Dynamic and steady shear parallel plate rheological measurements were performed using a TA Instruments advanced rheometric expansion system (ARES) rheometer. Before testing, injection-molded circular disks (d = 25 mm, h = 1.5 mm) were vacuum dried at 110[degrees]C for 8 h. Samples were tested at temperatures ranging from 348 to 420[degrees]C, although only a portion of the data is reported here. Dynamic strain sweeps were performed to determine the linear viscoelastic region and the critical strain for each PEEK. Dynamic frequency sweeps were performed over a frequency range of 0.1-100 rad/s using strains in the linear viscoelastic region. Steady rate sweeps were performed over a shear rate range of 0.01-1 [s.sup.-1]. All parallel plate rheological measurements were conducted under a nitrogen atmosphere to minimize degradation. The stress relaxation experiments were also conducted for the different grades of PEEK using parallel plate rheometry. For comparative purposes, all stress relaxation experiments were performed with a step strain of 10% at 380[degrees]C under nitrogen atmosphere.

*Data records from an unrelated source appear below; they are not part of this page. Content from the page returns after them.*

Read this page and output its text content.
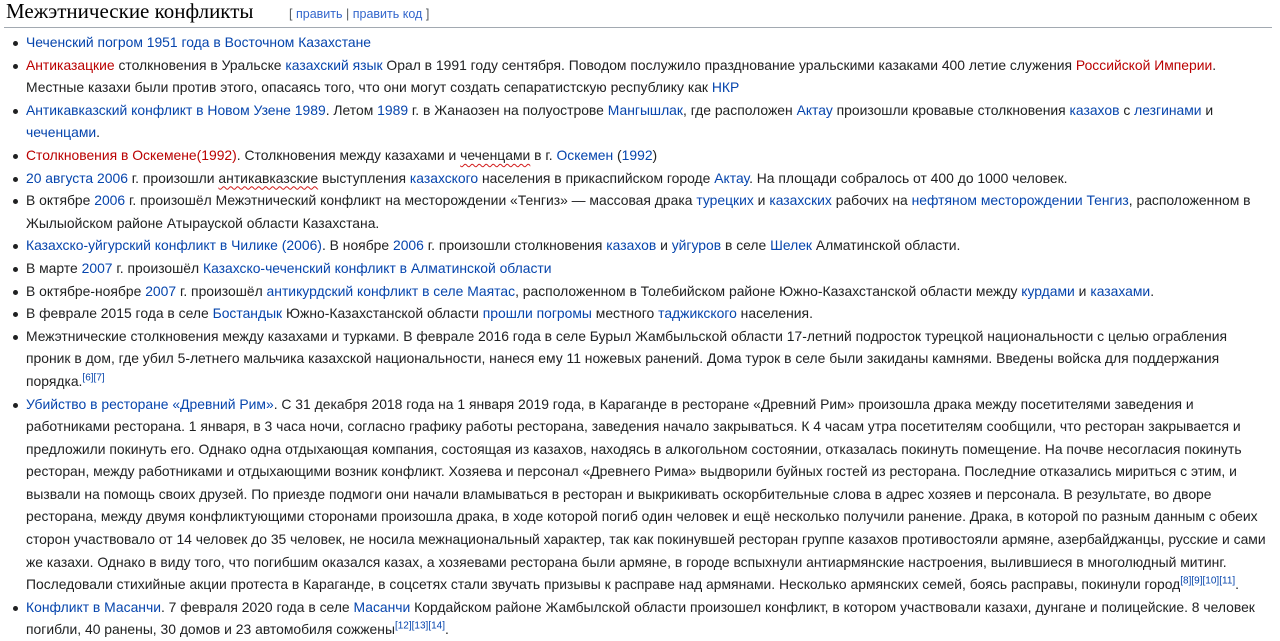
Межэтнические конфликты	[ править | править код ]
Чеченский погром 1951 года в Восточном Казахстане
Антиказацкие столкновения в Уральске казахский язык Орал в 1991 году сентября. Поводом послужило празднование уральскими казаками 400 летие служения Российской Империи. Местные казахи были против этого, опасаясь того, что они могут создать сепаратистскую республику как НКР
Антикавказский конфликт в Новом Узене 1989. Летом 1989 г. в Жанаозен на полуострове Мангышлак, где расположен Актау произошли кровавые столкновения казахов с лезгинами и чеченцами.
Столкновения в Оскемене(1992). Столкновения между казахами и чеченцами в г. Оскемен (1992)
20 августа 2006 г. произошли антикавказские выступления казахского населения в прикаспийском городе Актау. На площади собралось от 400 до 1000 человек.
В октябре 2006 г. произошёл Межэтнический конфликт на месторождении «Тенгиз» — массовая драка турецких и казахских рабочих на нефтяном месторождении Тенгиз, расположенном в Жылыойском районе Атырауской области Казахстана.
Казахско-уйгурский конфликт в Чилике (2006). В ноябре 2006 г. произошли столкновения казахов и уйгуров в селе Шелек Алматинской области.
В марте 2007 г. произошёл Казахско-чеченский конфликт в Алматинской области
В октябре-ноябре 2007 г. произошёл антикурдский конфликт в селе Маятас, расположенном в Толебийском районе Южно-Казахстанской области между курдами и казахами.
В феврале 2015 года в селе Бостандык Южно-Казахстанской области прошли погромы местного таджикского населения.
Межэтнические столкновения между казахами и турками. В феврале 2016 года в селе Бурыл Жамбыльской области 17-летний подросток турецкой национальности с целью ограбления проник в дом, где убил 5-летнего мальчика казахской национальности, нанеся ему 11 ножевых ранений. Дома турок в селе были закиданы камнями. Введены войска для поддержания порядка.[6][7]
Убийство в ресторане «Древний Рим». С 31 декабря 2018 года на 1 января 2019 года, в Караганде в ресторане «Древний Рим» произошла драка между посетителями заведения и работниками ресторана. 1 января, в 3 часа ночи, согласно графику работы ресторана, заведения начало закрываться. К 4 часам утра посетителям сообщили, что ресторан закрывается и предложили покинуть его. Однако одна отдыхающая компания, состоящая из казахов, находясь в алкогольном состоянии, отказалась покинуть помещение. На почве несогласия покинуть ресторан, между работниками и отдыхающими возник конфликт. Хозяева и персонал «Древнего Рима» выдворили буйных гостей из ресторана. Последние отказались мириться с этим, и вызвали на помощь своих друзей. По приезде подмоги они начали вламываться в ресторан и выкрикивать оскорбительные слова в адрес хозяев и персонала. В результате, во дворе ресторана, между двумя конфликтующими сторонами произошла драка, в ходе которой погиб один человек и ещё несколько получили ранение. Драка, в которой по разным данным с обеих сторон участвовало от 14 человек до 35 человек, не носила межнациональный характер, так как покинувшей ресторан группе казахов противостояли армяне, азербайджанцы, русские и сами же казахи. Однако в виду того, что погибшим оказался казах, а хозяевами ресторана были армяне, в городе вспыхнули антиармянские настроения, вылившиеся в многолюдный митинг. Последовали стихийные акции протеста в Караганде, в соцсетях стали звучать призывы к расправе над армянами. Несколько армянских семей, боясь расправы, покинули город[8][9][10][11].
Конфликт в Масанчи. 7 февраля 2020 года в селе Масанчи Кордайском районе Жамбылской области произошел конфликт, в котором участвовали казахи, дунгане и полицейские. 8 человек погибли, 40 ранены, 30 домов и 23 автомобиля сожжены[12][13][14].
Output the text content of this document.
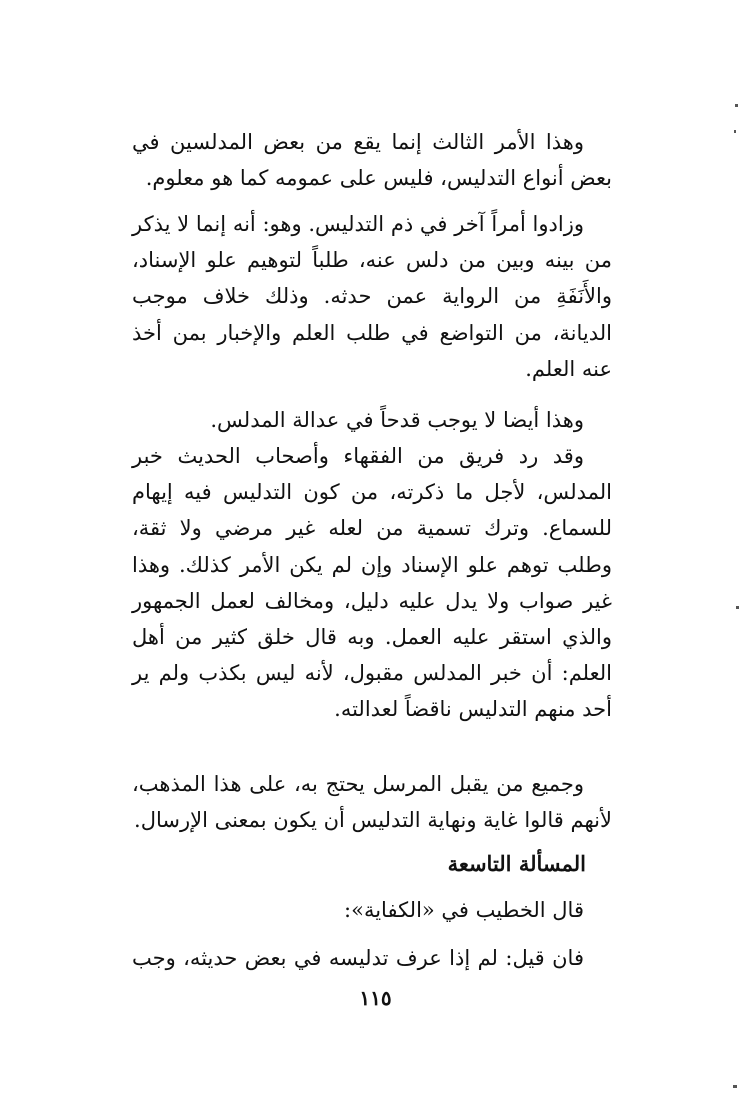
وهذا الأمر الثالث إنما يقع من بعض المدلسين في بعض أنواع التدليس، فليس على عمومه كما هو معلوم.
وزادوا أمراً آخر في ذم التدليس. وهو: أنه إنما لا يذكر من بينه وبين من دلس عنه، طلباً لتوهيم علو الإسناد، والأَنَفَةِ من الرواية عمن حدثه. وذلك خلاف موجب الديانة، من التواضع في طلب العلم والإخبار بمن أخذ عنه العلم.
وهذا أيضا لا يوجب قدحاً في عدالة المدلس.
وقد رد فريق من الفقهاء وأصحاب الحديث خبر المدلس، لأجل ما ذكرته، من كون التدليس فيه إيهام للسماع. وترك تسمية من لعله غير مرضي ولا ثقة، وطلب توهم علو الإسناد وإن لم يكن الأمر كذلك. وهذا غير صواب ولا يدل عليه دليل، ومخالف لعمل الجمهور والذي استقر عليه العمل. وبه قال خلق كثير من أهل العلم: أن خبر المدلس مقبول، لأنه ليس بكذب ولم ير أحد منهم التدليس ناقضاً لعدالته.
وجميع من يقبل المرسل يحتج به، على هذا المذهب، لأنهم قالوا غاية ونهاية التدليس أن يكون بمعنى الإرسال.
المسألة التاسعة
قال الخطيب في «الكفاية»:
فان قيل: لم إذا عرف تدليسه في بعض حديثه، وجب
١١٥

Steady shear rheological measurements were performed using a Rosand RH10 twin-bore capillary rheometer. Before testing, extruded pellets were dried at 150[degrees]C for 6 h. Samples were tested at 380[degrees]C at apparent shear rates ranging from 25 to 800 [s.sup.-1]. Two different die lengths were used to correct for entrance and exit effects.

Tensile tests were conducted using an Instron[R] Model-5582 instrument in accordance with the ASTM standard D638. Impact tests were performed using a Ceast[R] Resil Impactor Junior instrument in accordance with the ASTM standard D256. A minimum of eight specimens were used for each test for each grade of PEEK.


Rheological Properties of PEEK With Different Molecular Weights

Rheological behavior is fundamental to any conversion process involving melt flow and solidification. The rate and magnitude of displacement of polymer melt and solid is a determinant of the properties of the end product. The techniques mentioned above were used to characterize PEEK rheological behavior over a broad range of shear rates. The data from thosea techniques have been superposed to form one master curve for each grade of PEEK. Such an overlay is possible by an empirical relationship called the Cox-Merz rule. The Cox-Merz rule states the shear rate dependence of the steady state viscosity [eta] is equal to the frequency dependence of the complex viscosity [eta]*:

[eta]([gamma]) = |[eta]*([omega])|; with [gamma] = [omega] (1)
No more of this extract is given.